Normal bone vs Osteoporosis
Risk Factors
Various risk factors of osteoporosis have been enumerated. These have been classified into modifiable and non-modifiable risk factors. Non-modifiable risk factors are aging, female gender, ethnicity, and family history of osteoporosis. Aging is one of the biggest risk factors. Estrogen deficiency in females during menopause and testosterone deficiency in males cause increased bone loss. Various risk factors are enumerated in Table 1.
Table 1.
Risk factors for osteoporosis
| Non-modifiable | Modifiable |
|---|---|
| Aging | Smoking |
| Female sex | Poor calcium intake and vitamin D |
| Ethnicity | Low body weight |
| Family history of osteoporosis | Estrogen deficiency |
| Low peak bone mass | Alcohol intake |
| Low body mass index | Sedentary lifestyle |
Non-modifiable
Sex and Ethnicity
Female gender is a significant risk factor. Various studies have shown the prevalence to be higher among women as compared to men [5]. In postmenopausal women, estrogen deficiency is thought to be crucial in the pathogenesis of osteoporosis. It was based on the fact that in postmenopausal women, there are naturally declining levels of estrogen, which is considered the highest risk for developing osteoporosis [6]. After a few years of menopause, there is around a 12% decline in their overall bone mass, which is equal to 1T score measured by DEXA [7]. Among ethnic races, Caucasians and Asians are more at risk than Blacks and Polynesians [8].

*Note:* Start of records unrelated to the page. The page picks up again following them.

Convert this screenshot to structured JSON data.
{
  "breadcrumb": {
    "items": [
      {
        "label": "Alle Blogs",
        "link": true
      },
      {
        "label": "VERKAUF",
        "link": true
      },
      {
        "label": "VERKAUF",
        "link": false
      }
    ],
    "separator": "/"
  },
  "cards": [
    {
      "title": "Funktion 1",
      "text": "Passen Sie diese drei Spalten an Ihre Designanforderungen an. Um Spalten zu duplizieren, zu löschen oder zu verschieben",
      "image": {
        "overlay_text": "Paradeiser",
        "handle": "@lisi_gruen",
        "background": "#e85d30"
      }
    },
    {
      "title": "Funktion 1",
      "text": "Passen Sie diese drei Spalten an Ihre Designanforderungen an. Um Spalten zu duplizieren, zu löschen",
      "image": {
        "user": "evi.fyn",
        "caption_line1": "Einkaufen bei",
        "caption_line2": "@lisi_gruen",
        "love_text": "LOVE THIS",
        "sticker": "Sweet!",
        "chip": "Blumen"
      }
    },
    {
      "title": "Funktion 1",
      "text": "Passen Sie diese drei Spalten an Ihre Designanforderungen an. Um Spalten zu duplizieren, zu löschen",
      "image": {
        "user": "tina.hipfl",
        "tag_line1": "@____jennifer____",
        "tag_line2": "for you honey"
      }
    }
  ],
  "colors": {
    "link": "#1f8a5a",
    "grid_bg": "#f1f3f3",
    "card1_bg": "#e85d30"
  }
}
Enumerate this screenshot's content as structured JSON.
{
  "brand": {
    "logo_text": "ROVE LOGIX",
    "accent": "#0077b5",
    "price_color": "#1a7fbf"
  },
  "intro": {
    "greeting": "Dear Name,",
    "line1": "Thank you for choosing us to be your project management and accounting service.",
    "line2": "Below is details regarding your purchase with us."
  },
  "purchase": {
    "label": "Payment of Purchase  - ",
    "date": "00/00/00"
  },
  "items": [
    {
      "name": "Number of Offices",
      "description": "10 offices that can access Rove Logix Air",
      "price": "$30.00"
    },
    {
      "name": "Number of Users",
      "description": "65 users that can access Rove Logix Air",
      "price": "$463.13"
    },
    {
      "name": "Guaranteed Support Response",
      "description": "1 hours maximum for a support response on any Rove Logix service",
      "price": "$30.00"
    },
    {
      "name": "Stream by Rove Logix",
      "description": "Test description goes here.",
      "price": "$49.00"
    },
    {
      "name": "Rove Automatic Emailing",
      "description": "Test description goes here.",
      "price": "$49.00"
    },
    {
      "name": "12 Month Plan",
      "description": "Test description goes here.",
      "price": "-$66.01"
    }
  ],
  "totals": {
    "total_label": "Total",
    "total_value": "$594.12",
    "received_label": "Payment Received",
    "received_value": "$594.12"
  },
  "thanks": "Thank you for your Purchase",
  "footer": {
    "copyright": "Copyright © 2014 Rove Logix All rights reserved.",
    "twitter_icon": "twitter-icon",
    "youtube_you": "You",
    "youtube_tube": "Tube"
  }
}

Aging is considered a significant risk factor for developing osteoporosis. Since each decade, there has been a 1.4–1.8 times increased risk of osteoporosis [8]. Molecular and cellular damage occurring due to ongoing age-related changes leads to the destruction of bone cells. It also causes impairment of bone remodeling. As a result, reactive oxidative species (ROS) are formed which initiates the process of osteoporosis. They are generated basically during fatty acid oxidation or in response to inflammatory cytokines. With aging, the body may not be able to protect itself from these harmful effects [7].

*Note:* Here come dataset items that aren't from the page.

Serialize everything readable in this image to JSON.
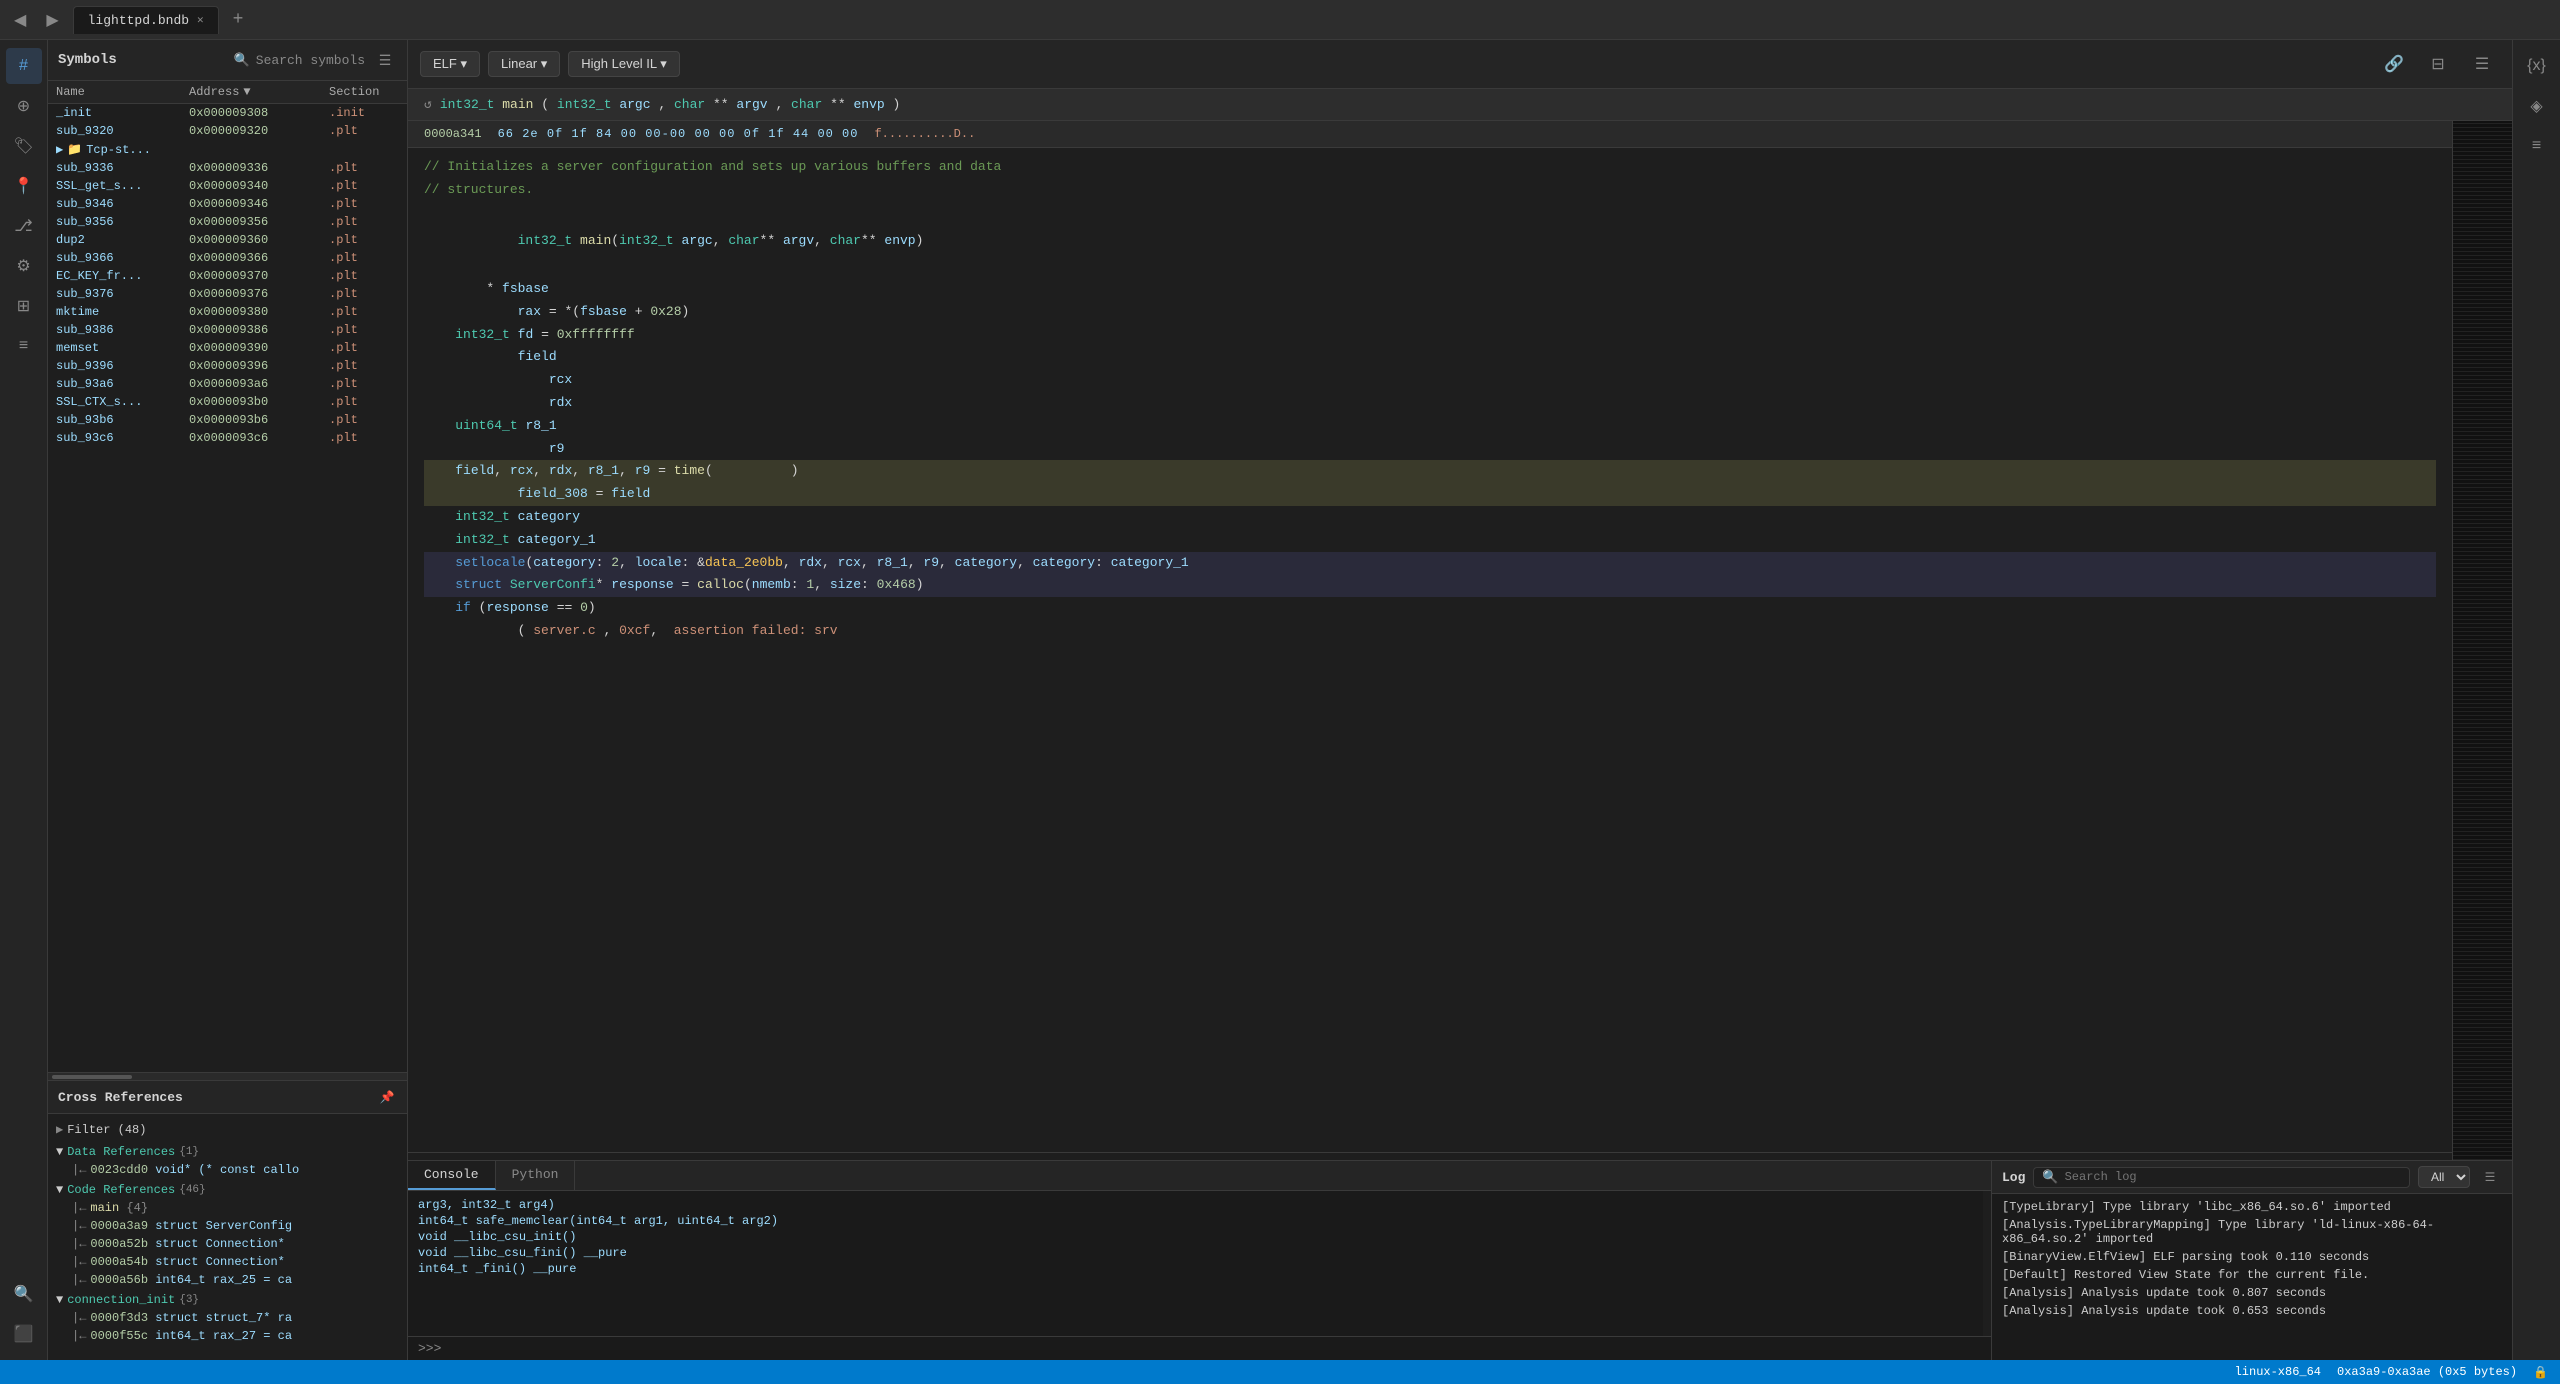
{
  "topbar": {
    "back_label": "◀",
    "forward_label": "▶",
    "tab_name": "lighttpd.bndb",
    "tab_close": "✕",
    "tab_add": "+"
  },
  "toolbar": {
    "elf_label": "ELF ▾",
    "linear_label": "Linear ▾",
    "hlil_label": "High Level IL ▾",
    "link_icon": "🔗",
    "split_icon": "⊟",
    "menu_icon": "☰"
  },
  "func_sig": {
    "refresh_icon": "↺",
    "signature": "int32_t main(int32_t argc, char** argv, char** envp)"
  },
  "hex_row": {
    "addr": "0000a341",
    "bytes": "66 2e 0f 1f 84 00 00-00 00 00 0f 1f 44 00 00",
    "ascii": "f..........D.."
  },
  "symbols": {
    "title": "Symbols",
    "search_placeholder": "Search symbols",
    "columns": [
      "Name",
      "Address",
      "Section"
    ],
    "rows": [
      {
        "name": "_init",
        "addr": "0x000009308",
        "section": ".init"
      },
      {
        "name": "sub_9320",
        "addr": "0x000009320",
        "section": ".plt"
      },
      {
        "name": "Tcp-st...",
        "addr": "",
        "section": "",
        "is_folder": true
      },
      {
        "name": "sub_9336",
        "addr": "0x000009336",
        "section": ".plt"
      },
      {
        "name": "SSL_get_s...",
        "addr": "0x000009340",
        "section": ".plt"
      },
      {
        "name": "sub_9346",
        "addr": "0x000009346",
        "section": ".plt"
      },
      {
        "name": "sub_9356",
        "addr": "0x000009356",
        "section": ".plt"
      },
      {
        "name": "dup2",
        "addr": "0x000009360",
        "section": ".plt"
      },
      {
        "name": "sub_9366",
        "addr": "0x000009366",
        "section": ".plt"
      },
      {
        "name": "EC_KEY_fr...",
        "addr": "0x000009370",
        "section": ".plt"
      },
      {
        "name": "sub_9376",
        "addr": "0x000009376",
        "section": ".plt"
      },
      {
        "name": "mktime",
        "addr": "0x000009380",
        "section": ".plt"
      },
      {
        "name": "sub_9386",
        "addr": "0x000009386",
        "section": ".plt"
      },
      {
        "name": "memset",
        "addr": "0x000009390",
        "section": ".plt"
      },
      {
        "name": "sub_9396",
        "addr": "0x000009396",
        "section": ".plt"
      },
      {
        "name": "sub_93a6",
        "addr": "0x0000093a6",
        "section": ".plt"
      },
      {
        "name": "SSL_CTX_s...",
        "addr": "0x0000093b0",
        "section": ".plt"
      },
      {
        "name": "sub_93b6",
        "addr": "0x0000093b6",
        "section": ".plt"
      },
      {
        "name": "sub_93c6",
        "addr": "0x0000093c6",
        "section": ".plt"
      }
    ]
  },
  "cross_refs": {
    "title": "Cross References",
    "filter_label": "Filter (48)",
    "sections": [
      {
        "name": "Data References",
        "count": "{1}",
        "items": [
          "0023cdd0 void* (* const callo"
        ]
      },
      {
        "name": "Code References",
        "count": "{46}",
        "items": [
          "main  {4}",
          "0000a3a9 struct ServerConfig",
          "0000a52b struct Connection*",
          "0000a54b struct Connection*",
          "0000a56b int64_t rax_25 = ca"
        ]
      },
      {
        "name": "connection_init",
        "count": "{3}",
        "items": [
          "0000f3d3 struct struct_7* ra",
          "0000f55c int64_t rax_27 = ca"
        ]
      }
    ]
  },
  "code": {
    "comment1": "// Initializes a server configuration and sets up various buffers and data",
    "comment2": "// structures.",
    "lines": [
      {
        "type": "sig",
        "text": "int32_t main(int32_t argc, char** argv, char** envp) {"
      },
      {
        "type": "code",
        "text": "    * fsbase"
      },
      {
        "type": "code",
        "text": "        rax = *(fsbase + 0x28)"
      },
      {
        "type": "code",
        "text": "    int32_t fd = 0xffffffff"
      },
      {
        "type": "code",
        "text": "        field"
      },
      {
        "type": "code",
        "text": "            rcx"
      },
      {
        "type": "code",
        "text": "            rdx"
      },
      {
        "type": "code",
        "text": "    uint64_t r8_1"
      },
      {
        "type": "code",
        "text": "            r9"
      },
      {
        "type": "code_hl",
        "text": "    field, rcx, rdx, r8_1, r9 = time(          )"
      },
      {
        "type": "code_hl",
        "text": "        field_308 = field"
      },
      {
        "type": "code",
        "text": "    int32_t category"
      },
      {
        "type": "code",
        "text": "    int32_t category_1"
      },
      {
        "type": "code_hl2",
        "text": "    setlocale(category: 2, locale: &data_2e0bb, rdx, rcx, r8_1, r9, category, category: category_1"
      },
      {
        "type": "code_hl2",
        "text": "    struct ServerConfi* response = calloc(nmemb: 1, size: 0x468)"
      },
      {
        "type": "code",
        "text": "    if (response == 0)"
      },
      {
        "type": "code",
        "text": "        ( server.c , 0xcf,  assertion failed: srv"
      }
    ]
  },
  "console": {
    "tabs": [
      "Console",
      "Python"
    ],
    "active_tab": "Console",
    "output_lines": [
      "arg3, int32_t arg4)",
      "int64_t safe_memclear(int64_t arg1, uint64_t arg2)",
      "void __libc_csu_init()",
      "void __libc_csu_fini() __pure",
      "int64_t _fini() __pure"
    ],
    "prompt": ">>>",
    "input_value": ""
  },
  "log": {
    "title": "Log",
    "search_placeholder": "Search log",
    "filter_options": [
      "All"
    ],
    "lines": [
      "[TypeLibrary] Type library 'libc_x86_64.so.6' imported",
      "[Analysis.TypeLibraryMapping] Type library 'ld-linux-x86-64-\nx86_64.so.2' imported",
      "[BinaryView.ElfView] ELF parsing took 0.110 seconds",
      "[Default] Restored View State for the current file.",
      "[Analysis] Analysis update took 0.807 seconds",
      "[Analysis] Analysis update took 0.653 seconds"
    ]
  },
  "right_sidebar": {
    "icons": [
      "✕",
      "◈",
      "≡"
    ]
  },
  "status_bar": {
    "arch": "linux-x86_64",
    "addr_range": "0xa3a9-0xa3ae (0x5 bytes)",
    "lock_icon": "🔒"
  }
}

A family history of osteoporosis is one of the important non-modifiable factors. A positive history in the family is a strong predictor [5]. Preponderance of low body weight, recent bone loss, and history of osteoporotic fracture in the family should raise concern for osteoporosis [9].
In diabetes mellitus (DM), advanced glycation products and excessive bone marrow adipogenesis have adverse effects on bone cells and bone health. Due to impaired bone anabolic signals from insulin, Type 1 DM is associated with low BMD and contributes to the risk of osteoporotic fractures [5].

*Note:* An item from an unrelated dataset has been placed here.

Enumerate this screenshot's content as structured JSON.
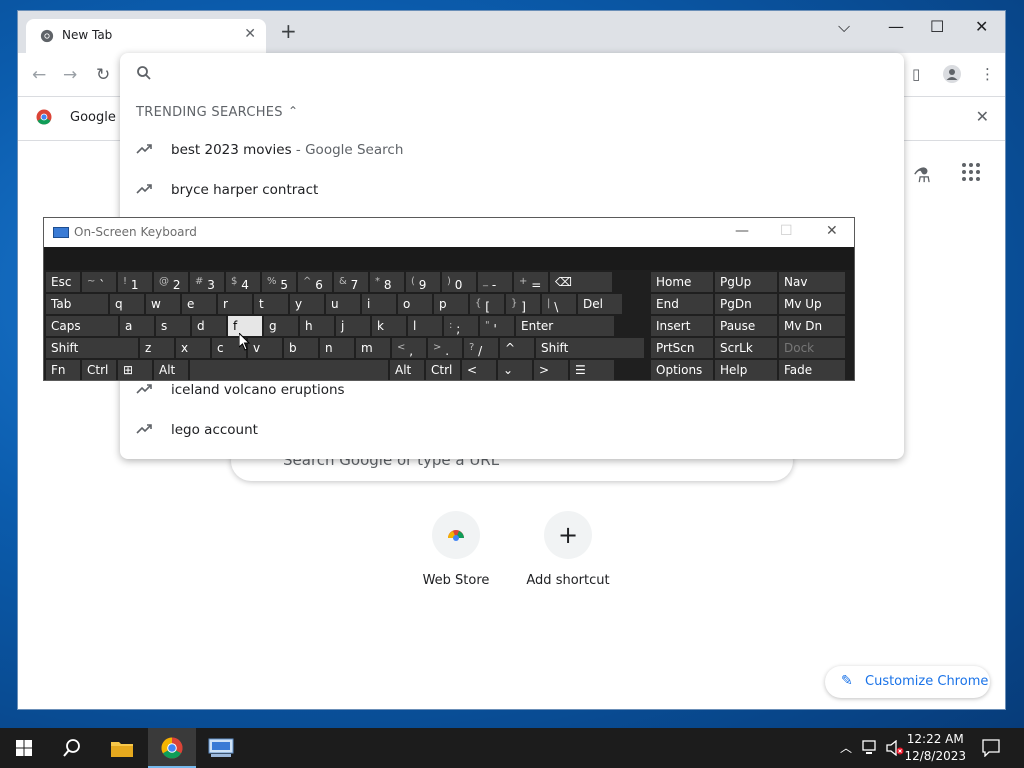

Genetic polymorphisms of genes have been studied and found to be associated with osteoporosis-related fracture risk, e.g., VDR, ER OPG, and TNFα. Some evidence of genetic predisposition is seen in individuals who have blond hair, fair skin, freckles, hypermobility, and a small build [9].
Medical Conditions
Inflammatory arthritis: inflammation occurring is pro-osteoclastogenic. Hypogonadism: sex hormone deficiency leads to impairment in bone remodeling. Chronic renal failure: characterized by dysregulation of vitamin D and calcium metabolism. Cancer: affects the bone due to bone metastasis.
Medications
Glucocorticoid usage led to direct osteoblast apoptosis, impaired osteogenesis, stimulated osteoclasts, decreased calcium absorption from the gut, and decreased sex hormone products. Proton pump inhibitors decrease calcium absorption. Anticonvulsants affect vitamin D metabolism (see Fig. 2).
Fig. 2.
Risk factors for osteoporosis
Modifiable
Numerous modifiable risk factors of osteoporosis have been identified. Among these, smoking, sedentary lifestyle, poor calcium intake, and alcoholism have been discussed below.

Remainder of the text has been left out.